2010/2/26 | 投稿者: 鹿苑院

幕末ビギナーがつまずきやすい一番のポイントが「尊王攘夷」の理解が難しいことだと思う。辞書的な意味では「天皇を尊び異人を日本から追い払うこと」で正しいが、多くの本で長州や土佐の反幕府的な志士のことを尊王攘夷派と書いていることが多い。そしてその尊王攘夷派の最大の敵が新選組であった──とまあ、こんな書き方が大多数だ。しかし、小説や時代劇など見ると新選組の近藤勇や土方歳三も時々「尊王攘夷のために」などと言っているものだから混乱して当然だ。新選組は尊王攘夷派の敵なのかと聞かれたら、答えはイエスでありノーでもある。ほら、ますますわからなくなってきただろう? 幕末物は視聴率が取りにくいとかつて言われた一因がこれである。

謎を解く鍵は「尊王」とは何かということにある。そして、「尊王」と「勤王」を混同しないこと。そこがミソなのだ。

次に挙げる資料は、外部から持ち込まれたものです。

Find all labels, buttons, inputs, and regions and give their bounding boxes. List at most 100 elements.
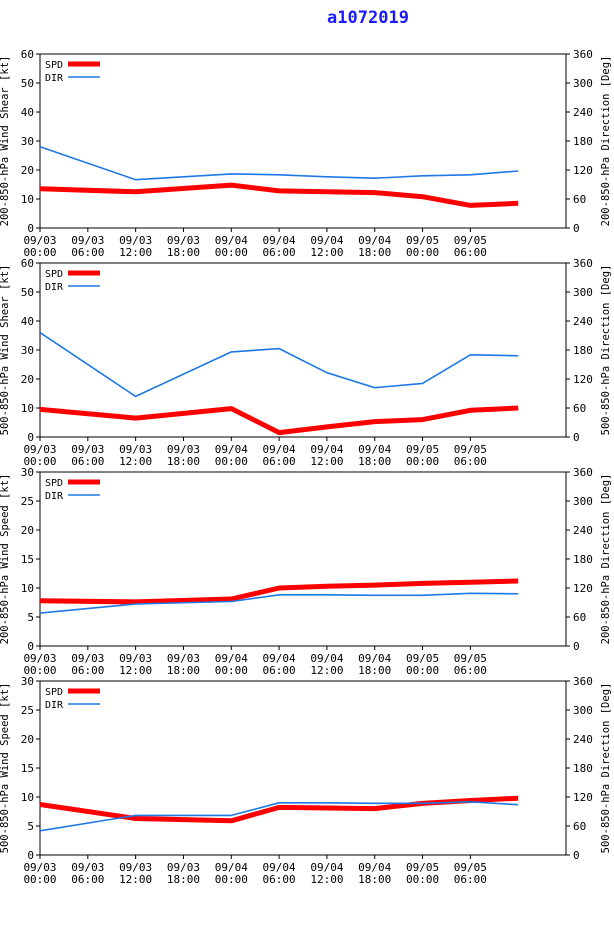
y-right-tick-label: 60 — [573, 193, 586, 206]
y-left-axis-label: 200-850-hPa Wind Speed [kt] — [0, 474, 11, 645]
y-left-tick-label: 50 — [21, 77, 34, 90]
spd-series-line — [39, 795, 519, 824]
y-right-tick-label: 0 — [573, 640, 580, 653]
x-tick-label-time: 06:00 — [263, 873, 296, 886]
y-left-tick-label: 40 — [21, 315, 34, 328]
x-tick-label-time: 06:00 — [454, 664, 487, 677]
x-tick-label-date: 09/04 — [358, 234, 391, 247]
y-left-tick-label: 20 — [21, 524, 34, 537]
x-tick-label-time: 00:00 — [23, 246, 56, 259]
y-left-tick-label: 20 — [21, 164, 34, 177]
y-left-axis-label: 500-850-hPa Wind Speed [kt] — [0, 683, 11, 854]
legend-label-spd: SPD — [45, 478, 63, 489]
x-tick-label-date: 09/03 — [71, 652, 104, 665]
x-tick-label-date: 09/04 — [310, 234, 343, 247]
x-tick-label-time: 12:00 — [310, 664, 343, 677]
y-right-tick-label: 240 — [573, 315, 593, 328]
x-tick-label-time: 18:00 — [358, 873, 391, 886]
x-tick-label-time: 06:00 — [454, 873, 487, 886]
x-tick-label-time: 06:00 — [71, 455, 104, 468]
x-tick-label-date: 09/04 — [215, 652, 248, 665]
x-tick-label-time: 00:00 — [406, 246, 439, 259]
x-tick-label-date: 09/04 — [358, 443, 391, 456]
x-tick-label-date: 09/03 — [71, 861, 104, 874]
y-left-tick-label: 30 — [21, 344, 34, 357]
y-left-tick-label: 25 — [21, 495, 34, 508]
x-tick-label-date: 09/05 — [406, 861, 439, 874]
x-tick-label-time: 12:00 — [310, 873, 343, 886]
x-tick-label-time: 12:00 — [119, 664, 152, 677]
y-right-axis-label: 200-850-hPa Direction [Deg] — [600, 474, 612, 645]
y-left-tick-label: 0 — [27, 222, 34, 235]
y-right-tick-label: 180 — [573, 344, 593, 357]
y-right-tick-label: 120 — [573, 373, 593, 386]
x-tick-label-date: 09/05 — [406, 234, 439, 247]
x-tick-label-date: 09/04 — [263, 234, 296, 247]
y-right-tick-label: 360 — [573, 466, 593, 479]
x-tick-label-time: 06:00 — [454, 246, 487, 259]
y-left-axis-label: 200-850-hPa Wind Shear [kt] — [0, 56, 11, 227]
x-tick-label-date: 09/03 — [23, 234, 56, 247]
dir-series-line — [39, 331, 519, 398]
y-left-tick-label: 5 — [27, 611, 34, 624]
x-tick-label-date: 09/04 — [215, 861, 248, 874]
x-tick-label-time: 18:00 — [167, 455, 200, 468]
y-right-tick-label: 300 — [573, 286, 593, 299]
y-left-tick-label: 40 — [21, 106, 34, 119]
y-left-tick-label: 15 — [21, 762, 34, 775]
x-tick-label-time: 18:00 — [167, 664, 200, 677]
y-left-axis-label: 500-850-hPa Wind Shear [kt] — [0, 265, 11, 436]
x-tick-label-time: 18:00 — [358, 664, 391, 677]
y-left-tick-label: 30 — [21, 135, 34, 148]
chart-panel-1: 010203040506006012018024030036009/0300:0… — [0, 48, 612, 259]
y-right-tick-label: 120 — [573, 791, 593, 804]
x-tick-label-date: 09/05 — [454, 443, 487, 456]
x-tick-label-time: 00:00 — [215, 664, 248, 677]
y-left-tick-label: 20 — [21, 733, 34, 746]
y-left-tick-label: 25 — [21, 704, 34, 717]
x-tick-label-date: 09/04 — [358, 652, 391, 665]
y-left-tick-label: 0 — [27, 849, 34, 862]
y-left-tick-label: 60 — [21, 257, 34, 270]
y-left-tick-label: 5 — [27, 820, 34, 833]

「尊王」とは文字通り天皇を尊ぶことである。厳密にはどうか知らないが、当時の人物は全員尊王派と考えてよい。では何が尊王なのか、何をしたら天皇は喜んでくれるのか、それに関する見解の違いから「尊王」は「佐幕」と「勤王」に分かれる。前者は「天皇は徳川幕府に政権を委任しているのだから幕府を支持することが即ち天皇を尊ぶことにもなる」という思想で、後者は「幕府を倒して天皇が直接政治をする体制を作ることが天皇を尊ぶことだ」という思想である。

幕末の天皇である孝明天皇は自身が徳川幕府贔屓で、はっきりと佐幕派であったために孝明天皇が存命中は幕府が有利だったが、崩御して明治天皇が立つと情勢が逆転してしまう。後は周知の通りの明治維新である。

…ということを踏まえて「龍馬伝」を見ると理解しやすいでしょう。